The final dataset would look something like this:
longitude latitude DateTimeRounded region
459663.3 7181890 2007-09-10 Manitoba
459734.2 7181938 2007-09-11 Manitoba
459680.5 7181933 2007-09-12 Manitoba
459640.1 7181893 2007-09-13 NA
459605.2 7181897 2007-09-14 NA
459928.7 7182175 2007-09-15 NA
459855.1 7182104 2007-09-16 Ontario
Originally, I used the package rgdal to do this, but since it has been retired I'm not sure how to go about it anymore. Would any one know how I can do this using other spatial packages like sp or terra?
This is what the original code looked like for reference:
setwd("CanadaMap/") # Directory for Canada Map
CANmap = readOGR(dsn=".", layer= "canada 5321")#File path to Canada Map
coordinates(df) = ~longitude + latitude #change longitude/latitude to what the lat/long columns are in your data frame
proj4string(df) <- CRS("+init=epsg:5321") #Use the correct reference system for your data
df <- spTransform(df, CRS("+proj=lcc +lat_1=44.5 +lat_2=54.5 +lat_0=0 +lon_0=-84 +x_0=1000000 +y_0=0 +ellps=GRS80 +towgs84=0,0,0,0,0,0,0 +units=m +no_defs")) #denotes what CRS to use for df (same as mapCRS above)

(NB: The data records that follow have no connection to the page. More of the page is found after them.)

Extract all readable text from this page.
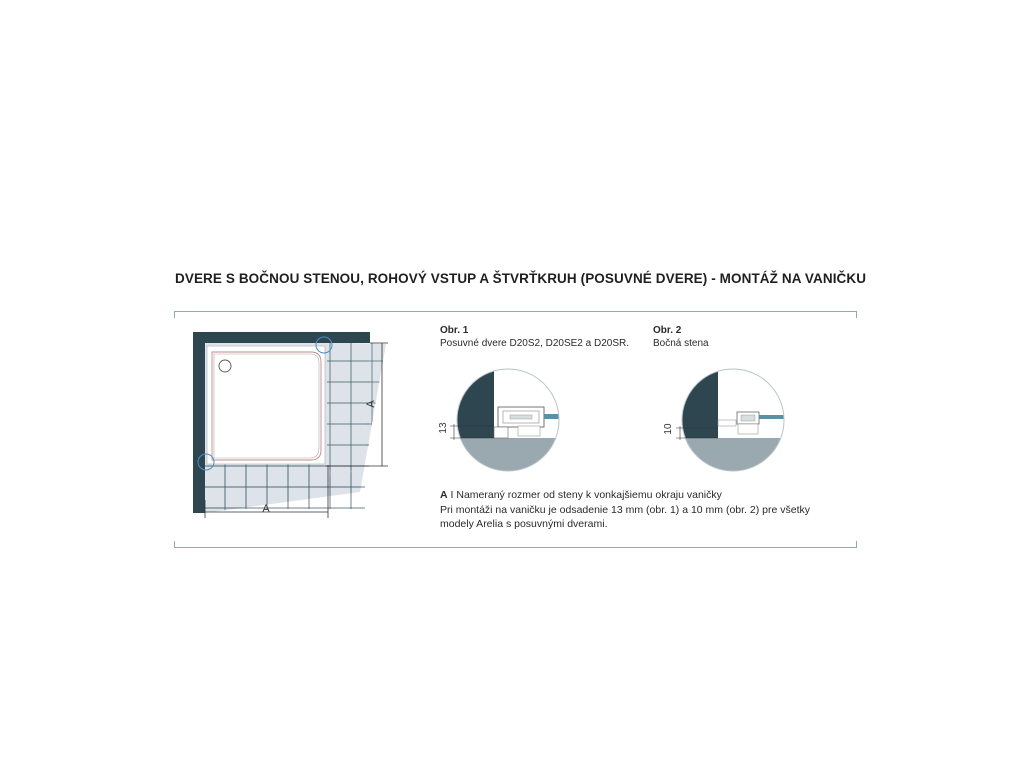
DVERE S BOČNOU STENOU, ROHOVÝ VSTUP A ŠTVRŤKRUH (POSUVNÉ DVERE) - MONTÁŽ NA VANIČKU
A
A
13	10
Obr. 1
Posuvné dvere D20S2, D20SE2 a D20SR.
Obr. 2
Bočná stena
A I Nameraný rozmer od steny k vonkajšiemu okraju vaničky
Pri montáži na vaničku je odsadenie 13 mm (obr. 1) a 10 mm (obr. 2) pre všetky
modely Arelia s posuvnými dverami.
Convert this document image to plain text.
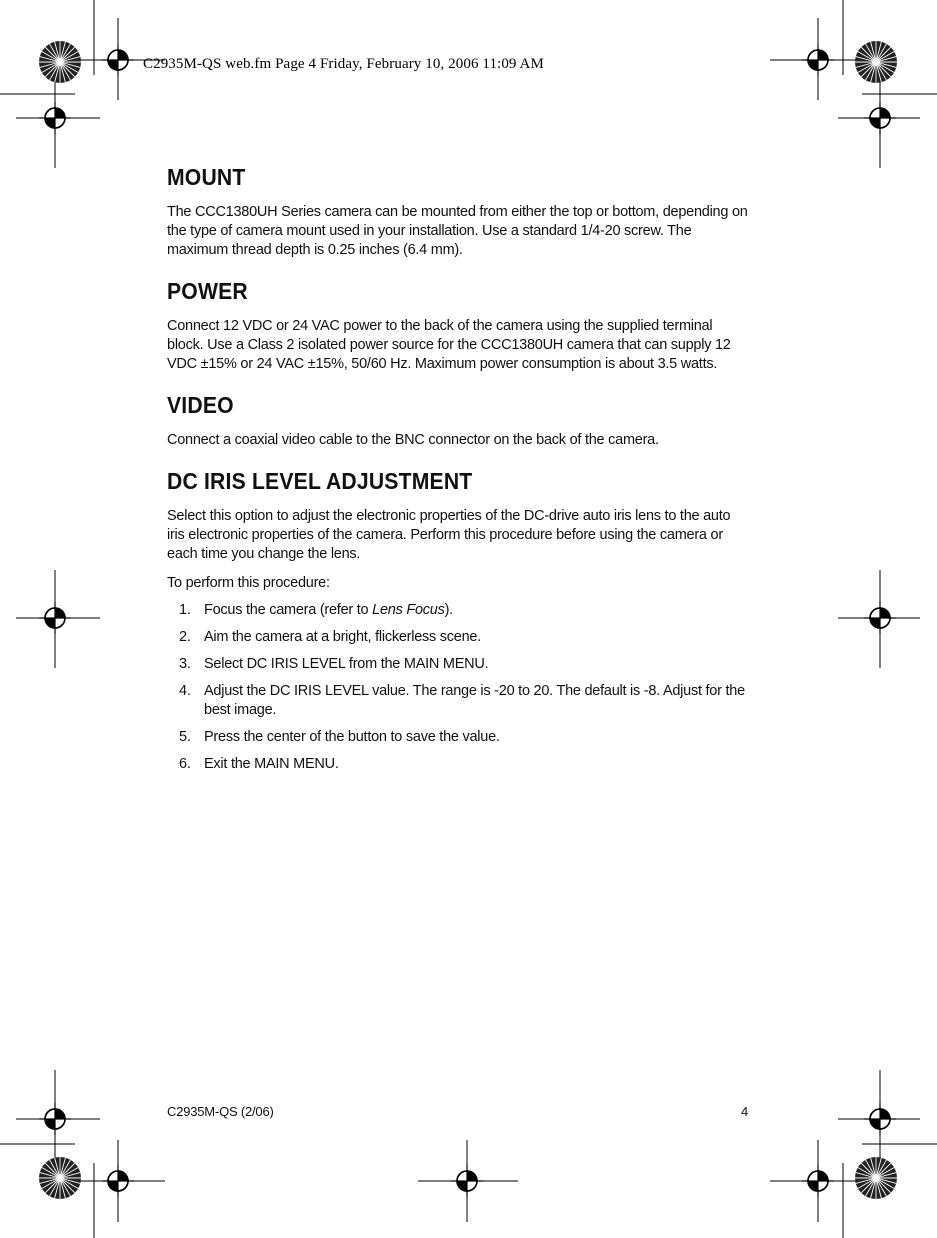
C2935M-QS web.fm Page 4 Friday, February 10, 2006 11:09 AM
MOUNT

The CCC1380UH Series camera can be mounted from either the top or bottom, depending on the type of camera mount used in your installation. Use a standard 1/4-20 screw. The maximum thread depth is 0.25 inches (6.4 mm).

POWER

Connect 12 VDC or 24 VAC power to the back of the camera using the supplied terminal block. Use a Class 2 isolated power source for the CCC1380UH camera that can supply 12 VDC ±15% or 24 VAC ±15%, 50/60 Hz. Maximum power consumption is about 3.5 watts.

VIDEO

Connect a coaxial video cable to the BNC connector on the back of the camera.

DC IRIS LEVEL ADJUSTMENT

Select this option to adjust the electronic properties of the DC-drive auto iris lens to the auto iris electronic properties of the camera. Perform this procedure before using the camera or each time you change the lens.

To perform this procedure:

1. Focus the camera (refer to Lens Focus).
2. Aim the camera at a bright, flickerless scene.
3. Select DC IRIS LEVEL from the MAIN MENU.
4. Adjust the DC IRIS LEVEL value. The range is -20 to 20. The default is -8. Adjust for the best image.
5. Press the center of the button to save the value.
6. Exit the MAIN MENU.
C2935M-QS (2/06)	4
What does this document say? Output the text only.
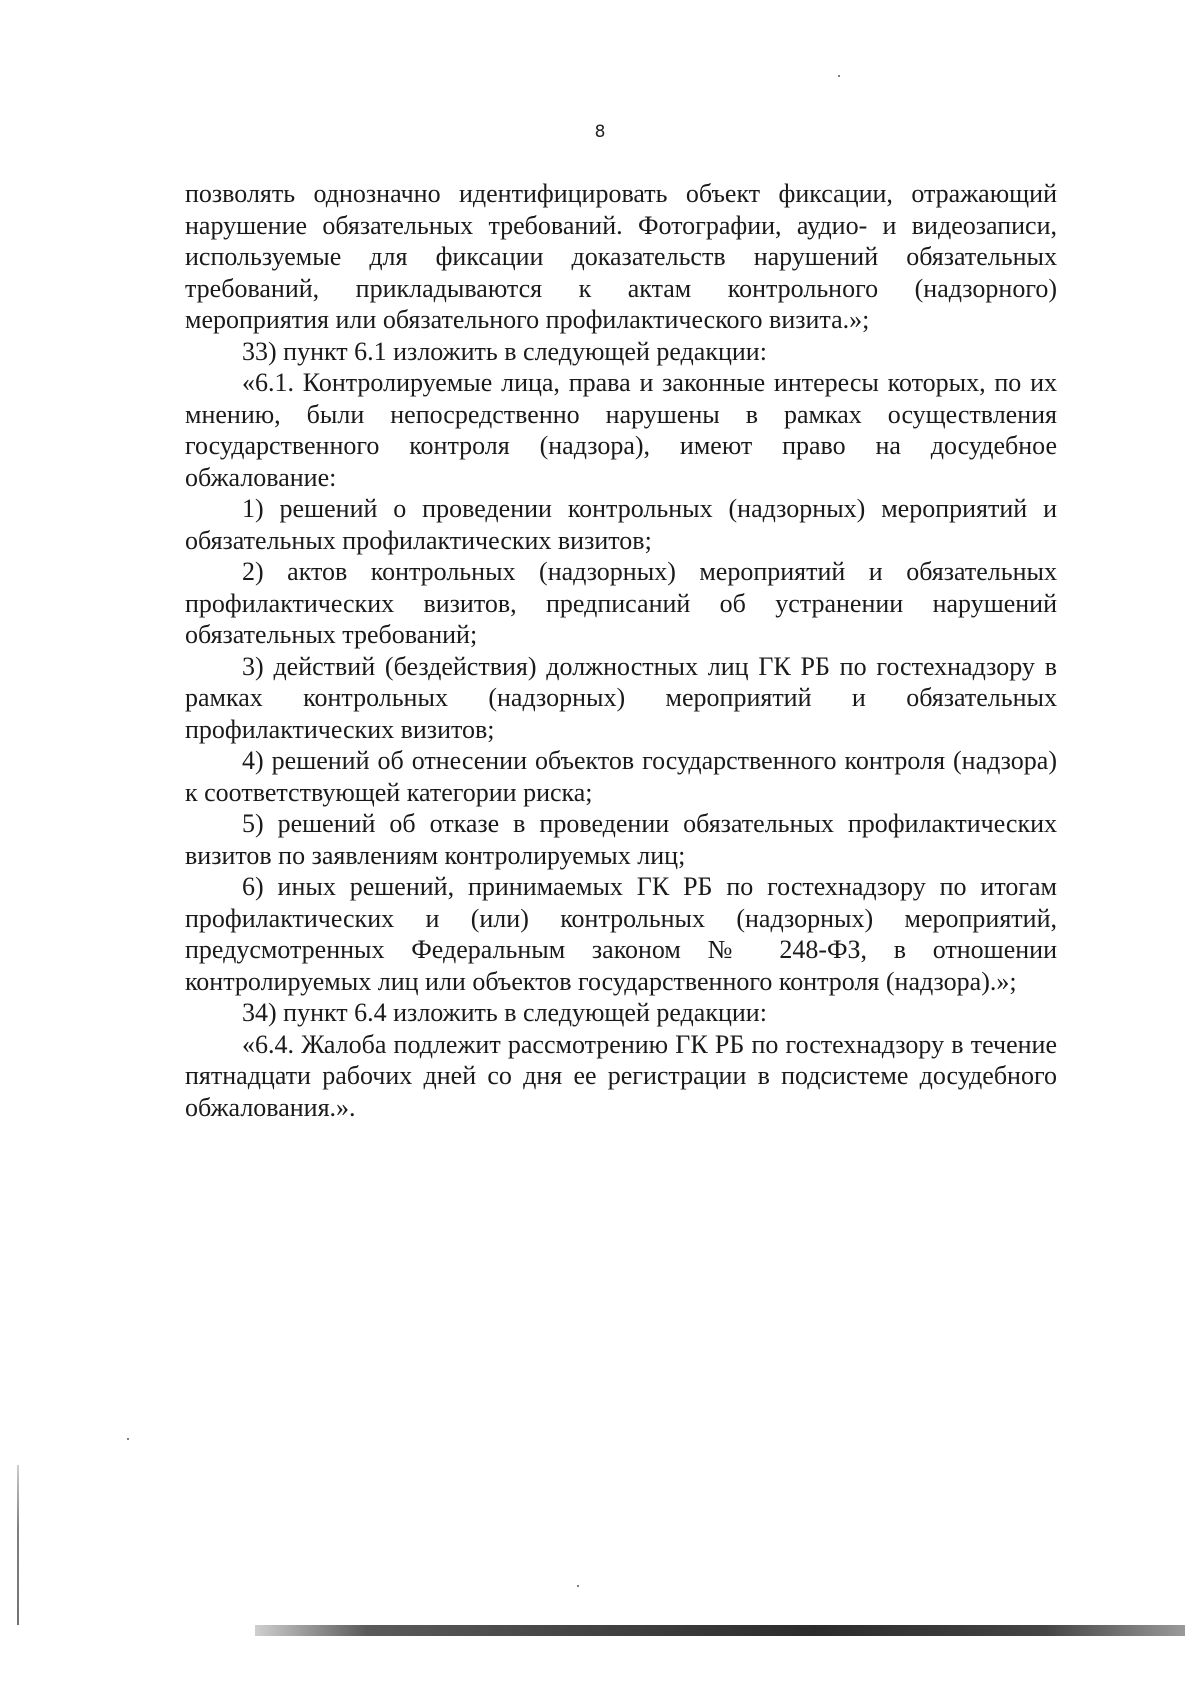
8

позволять однозначно идентифицировать объект фиксации, отражающий нарушение обязательных требований. Фотографии, аудио- и видеозаписи, используемые для фиксации доказательств нарушений обязательных требований, прикладываются к актам контрольного (надзорного) мероприятия или обязательного профилактического визита.»;

33) пункт 6.1 изложить в следующей редакции:

«6.1. Контролируемые лица, права и законные интересы которых, по их мнению, были непосредственно нарушены в рамках осуществления государственного контроля (надзора), имеют право на досудебное обжалование:

1) решений о проведении контрольных (надзорных) мероприятий и обязательных профилактических визитов;

2) актов контрольных (надзорных) мероприятий и обязательных профилактических визитов, предписаний об устранении нарушений обязательных требований;

3) действий (бездействия) должностных лиц ГК РБ по гостехнадзору в рамках контрольных (надзорных) мероприятий и обязательных профилактических визитов;

4) решений об отнесении объектов государственного контроля (надзора) к соответствующей категории риска;

5) решений об отказе в проведении обязательных профилактических визитов по заявлениям контролируемых лиц;

6) иных решений, принимаемых ГК РБ по гостехнадзору по итогам профилактических и (или) контрольных (надзорных) мероприятий, предусмотренных Федеральным законом № 248-ФЗ, в отношении контролируемых лиц или объектов государственного контроля (надзора).»;

34) пункт 6.4 изложить в следующей редакции:

«6.4. Жалоба подлежит рассмотрению ГК РБ по гостехнадзору в течение пятнадцати рабочих дней со дня ее регистрации в подсистеме досудебного обжалования.».
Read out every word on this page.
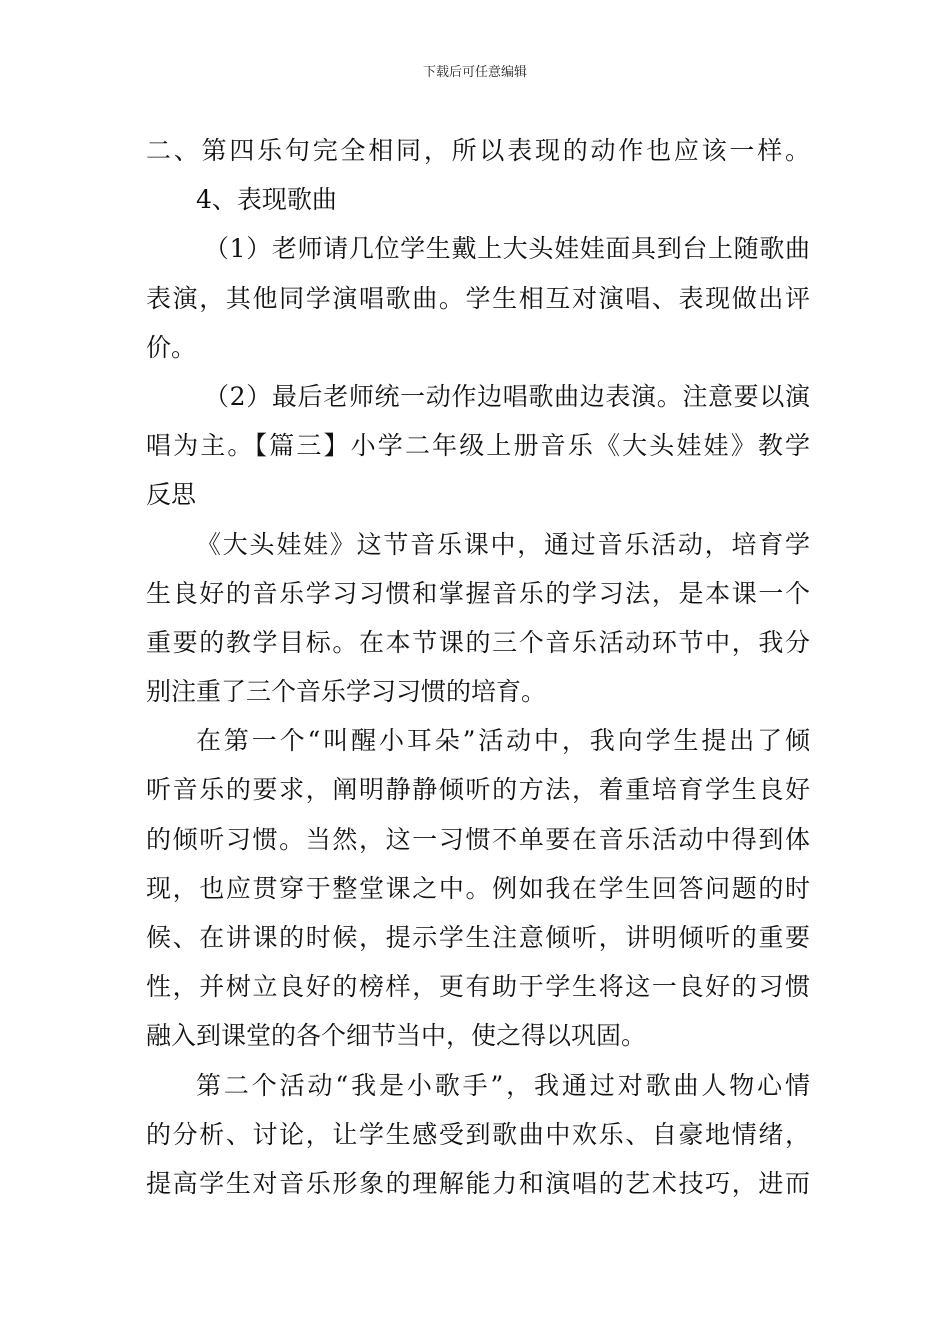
下载后可任意编辑
二、第四乐句完全相同，所以表现的动作也应该一样。
4、表现歌曲
（1）老师请几位学生戴上大头娃娃面具到台上随歌曲
表演，其他同学演唱歌曲。学生相互对演唱、表现做出评
价。
（2）最后老师统一动作边唱歌曲边表演。注意要以演
唱为主。【篇三】小学二年级上册音乐《大头娃娃》教学
反思
《大头娃娃》这节音乐课中，通过音乐活动，培育学
生良好的音乐学习习惯和掌握音乐的学习法，是本课一个
重要的教学目标。在本节课的三个音乐活动环节中，我分
别注重了三个音乐学习习惯的培育。
在第一个“叫醒小耳朵”活动中，我向学生提出了倾
听音乐的要求，阐明静静倾听的方法，着重培育学生良好
的倾听习惯。当然，这一习惯不单要在音乐活动中得到体
现，也应贯穿于整堂课之中。例如我在学生回答问题的时
候、在讲课的时候，提示学生注意倾听，讲明倾听的重要
性，并树立良好的榜样，更有助于学生将这一良好的习惯
融入到课堂的各个细节当中，使之得以巩固。
第二个活动“我是小歌手”，我通过对歌曲人物心情
的分析、讨论，让学生感受到歌曲中欢乐、自豪地情绪，
提高学生对音乐形象的理解能力和演唱的艺术技巧，进而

df$region = over(df,CANmap)$NAME #adds column for region (which was province)
df<-as.data.frame(df)
The sf
package may work for your case.
library(sf)
library(dplyr)
# Load example North Carolina data set from sf package
example_shapefile <- st_read(system.file("shape/nc.shp", package="sf"))
# Generate a bounding box
example_bbox <- st_bbox(example)
# This is just to create random fake coordinates within the bounding box
example_coords <- data.frame(
id = 1:40,
long = runif(40,example_bbox[1],example_bbox[3]),
lat = runif(40,example_bbox[2],example_bbox[4])
) |>
st_as_sf(
coords = c("long", "lat")
)
# Set CRS of our fake data to match our example shapefile
# Check example shapefile CRS with st_crs(example_shapefile)
st_crs(example_coords) <- 4267
Once we have our data prepared, then it's only a few more lines of code:
# Get our results
result <- st_join(
x = example_coords,
y = example_shapefile,
join = st_within,
left = TRUE
) |>
select(
id, NAME, geometry
)
head(result)
Simple feature collection with 6 features and 2 fields
Geometry type: POINT
Dimension: XY
Bounding box: xmin: -83.27518 ymin: 33.9193 xmax: -75.91465 ymax: 36.58093
Geodetic CRS: NAD27
id NAME geometry
1 1 Sampson POINT (-78.17492 35.05357)
2 2 Person POINT (-79.03105 36.47649)
3 3 <NA> POINT (-76.11417 34.39561)
4 4 <NA> POINT (-83.27518 36.58093)
5 5 <NA> POINT (-75.91465 34.83266)
6 6 <NA> POINT (-77.34693 33.9193)
In this case, NAME corresponds to county in the North Carolina shapefile, but in your dataset would correspond to Region. Our spatial join specifies left = TRUE
to signify a left join to keep all of our lat/lon data and fill in NAs if there's no matching region that the coordinates fall within from our shapefile. Note that the sf
package uses data.frames with a geometry list column to store spatial data. Depending on what else you need to do afterwards, this may be fine or you may need to transform the geometry
list column back into separate lat/lon columns.